0. Poco::FileImpl::handleLastErrorImpl(std::__1::basic_string<char, std::__1::char_traits<char>, std::__1::allocator<char> > const&) @ 0x11c42124 in /usr/bin/clickhouse
1. Poco::FileImpl::createDirectoryImpl() @ 0x11c4372f in /usr/bin/clickhouse
2. Poco::File::createDirectories() @ 0x11c456b7 in /usr/bin/clickhouse
3. DB::DiskLocal::createDirectories(std::__1::basic_string<char, std::__1::char_traits<char>, std::__1::allocator<char> > const&) @ 0xe79e358 in /usr/bin/clickhouse
4. DB::MergeTreeDataMergerMutator::mergePartsToTemporaryPart(DB::FutureMergedMutatedPart const&, std::__1::shared_ptr<DB::StorageInMemoryMetadata const> const&, DB::BackgroundProcessListEntry<DB::MergeListElement, DB::MergeInfo>&, std::__1::shared_ptr<DB::RWLockImpl::LockHolderImpl>&, long, DB::Context const&, std::__1::unique_ptr<DB::IReservation, std::__1::default_delete<DB::IReservation> > const&, bool, std::__1::vector<std::__1::basic_string<char, std::__1::char_traits<char>, std::__1::allocator<char> >, std::__1::allocator<std::__1::basic_string<char, std::__1::char_traits<char>, std::__1::allocator<char> > > > const&) @ 0xf36ad8e in /usr/bin/clickhouse
5. DB::StorageMergeTree::mergeSelectedParts(std::__1::shared_ptr<DB::StorageInMemoryMetadata const> const&, bool, std::__1::vector<std::__1::basic_string<char, std::__1::char_traits<char>, std::__1::allocator<char> >, std::__1::allocator<std::__1::basic_string<char, std::__1::char_traits<char>, std::__1::allocator<char> > > > const&, DB::StorageMergeTree::MergeMutateSelectedEntry&, std::__1::shared_ptr<DB::RWLockImpl::LockHolderImpl>&) @ 0xf10f108 in /usr/bin/clickhouse
6. ? @ 0xf12168c in /usr/bin/clickhouse
7. ? @ 0xf2cb076 in /usr/bin/clickhouse
8. ThreadPoolImpl<ThreadFromGlobalPool>::worker(std::__1::__list_iterator<ThreadFromGlobalPool, void*>) @ 0x8513fb8 in /usr/bin/clickhouse
9. ThreadFromGlobalPool::ThreadFromGlobalPool<void ThreadPoolImpl<ThreadFromGlobalPool>::scheduleImpl<void>(std::__1::function<void ()>, int, std::__1::optional<unsigned long>)::'lambda1'()>(void&&, void ThreadPoolImpl<ThreadFromGlobalPool>::scheduleImpl<void>(std::__1::function<void ()>, int, std::__1::optional<unsigned long>)::'lambda1'()&&...)::'lambda'()::operator()() @ 0x8515f6f in /usr/bin/clickhouse
10. ThreadPoolImpl<std::__1::thread>::worker(std::__1::__list_iterator<std::__1::thread, void*>) @ 0x851158f in /usr/bin/clickhouse
11. ? @ 0x8515023 in /usr/bin/clickhouse
12. ? @ 0x7eb5 in /usr/lib64/libpthread-2.17.so
13. __clone @ 0xfe8fd in /usr/lib64/libc-2.17.so
(version 21.2.2.8 (official build))enter code here

--- with 21.8.
2021.10.25 08:29:18.354200 [ 55326 ] {} <Error> auto DB::IBackgroundJobExecutor::execute(DB::JobAndPool)::(anonymous class)::operator()() const: std::exception.
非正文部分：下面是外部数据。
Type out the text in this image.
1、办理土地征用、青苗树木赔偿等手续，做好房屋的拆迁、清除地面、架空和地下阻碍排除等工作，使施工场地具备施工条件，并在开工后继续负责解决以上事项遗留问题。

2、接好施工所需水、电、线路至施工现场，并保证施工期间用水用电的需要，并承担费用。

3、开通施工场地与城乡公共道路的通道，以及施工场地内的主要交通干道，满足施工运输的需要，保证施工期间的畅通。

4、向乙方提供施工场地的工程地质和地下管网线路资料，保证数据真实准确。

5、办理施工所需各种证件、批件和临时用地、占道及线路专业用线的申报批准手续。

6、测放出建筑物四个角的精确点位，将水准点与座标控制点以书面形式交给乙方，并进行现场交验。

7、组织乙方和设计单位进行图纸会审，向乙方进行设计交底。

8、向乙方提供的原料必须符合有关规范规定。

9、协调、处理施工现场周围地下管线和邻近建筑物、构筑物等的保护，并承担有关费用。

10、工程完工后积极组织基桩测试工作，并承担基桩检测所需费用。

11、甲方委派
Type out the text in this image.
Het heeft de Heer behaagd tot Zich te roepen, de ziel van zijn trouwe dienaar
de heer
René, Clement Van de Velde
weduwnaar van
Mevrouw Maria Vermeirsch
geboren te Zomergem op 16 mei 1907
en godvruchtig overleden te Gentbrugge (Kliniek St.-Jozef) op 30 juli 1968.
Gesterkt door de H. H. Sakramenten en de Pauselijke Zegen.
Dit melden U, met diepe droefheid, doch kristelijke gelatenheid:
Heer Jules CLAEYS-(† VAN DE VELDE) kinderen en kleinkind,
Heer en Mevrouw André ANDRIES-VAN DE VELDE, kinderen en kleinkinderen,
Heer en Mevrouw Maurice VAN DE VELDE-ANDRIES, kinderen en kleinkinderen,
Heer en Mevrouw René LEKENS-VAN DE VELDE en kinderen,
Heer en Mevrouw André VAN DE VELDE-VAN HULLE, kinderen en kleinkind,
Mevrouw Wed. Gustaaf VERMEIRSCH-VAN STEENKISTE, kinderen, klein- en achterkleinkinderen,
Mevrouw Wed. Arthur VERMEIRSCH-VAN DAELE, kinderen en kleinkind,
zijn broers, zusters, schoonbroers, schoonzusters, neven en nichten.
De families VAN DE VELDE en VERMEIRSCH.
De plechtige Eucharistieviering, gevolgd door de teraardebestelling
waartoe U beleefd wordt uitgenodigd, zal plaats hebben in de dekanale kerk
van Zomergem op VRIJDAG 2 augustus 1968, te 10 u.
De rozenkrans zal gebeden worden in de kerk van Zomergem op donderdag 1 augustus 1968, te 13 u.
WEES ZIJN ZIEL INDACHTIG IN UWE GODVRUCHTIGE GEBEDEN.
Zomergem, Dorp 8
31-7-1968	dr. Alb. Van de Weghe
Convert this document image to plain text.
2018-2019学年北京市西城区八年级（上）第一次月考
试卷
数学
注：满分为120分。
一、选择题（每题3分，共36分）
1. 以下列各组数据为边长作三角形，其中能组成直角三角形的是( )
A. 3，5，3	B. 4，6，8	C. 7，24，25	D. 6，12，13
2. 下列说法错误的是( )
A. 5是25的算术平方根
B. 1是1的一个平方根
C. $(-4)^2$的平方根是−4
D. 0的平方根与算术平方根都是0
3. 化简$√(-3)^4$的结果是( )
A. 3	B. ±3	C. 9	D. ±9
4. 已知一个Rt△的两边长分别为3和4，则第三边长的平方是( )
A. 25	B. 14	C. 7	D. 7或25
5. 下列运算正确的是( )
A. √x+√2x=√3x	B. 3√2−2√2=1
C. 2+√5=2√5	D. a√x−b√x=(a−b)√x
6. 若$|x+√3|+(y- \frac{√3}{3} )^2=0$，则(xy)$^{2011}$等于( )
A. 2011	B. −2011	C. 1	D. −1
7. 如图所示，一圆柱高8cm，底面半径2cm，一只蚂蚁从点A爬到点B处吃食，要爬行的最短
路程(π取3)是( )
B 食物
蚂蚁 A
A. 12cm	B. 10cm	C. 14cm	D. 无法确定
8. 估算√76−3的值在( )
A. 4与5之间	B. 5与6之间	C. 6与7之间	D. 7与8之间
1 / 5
Code: 1001, type: std::__1::__fs::filesystem::filesystem_error, e.what() = filesystem error: in create_directory: Too many links [/var/lib/clickhouse/tmp/store/48c/48cab972-1221-4222-a5f4-ed3960a08f35/tmp_merge_20211024_906198_906236_1], Stack trace (when copying this message, always include the lines below):

0. std::__1::system_error::system_error(std::__1::error_code, std::__1::basic_string<char, std::__1::char_traits<char>, std::__1::allocator<char> > const&) @ 0x1590de6f in ?
1. ? @ 0x158a171f in ?
2. ? @ 0x158a1136 in ?
3. ? @ 0x158a58f8 in ?
4. std::__1::__fs::filesystem::__create_directory(std::__1::__fs::filesystem::path const&, std::__1::error_code*) @ 0x158a646b in ?
5. std::__1::__fs::filesystem::__create_directories(std::__1::__fs::filesystem::path const&, std::__1::error_code*) @ 0x158a6125 in ?
6. std::__1::__fs::filesystem::__create_directories(std::__1::__fs::filesystem::path const&, std::__1::error_code*) @ 0x158a6189 in ?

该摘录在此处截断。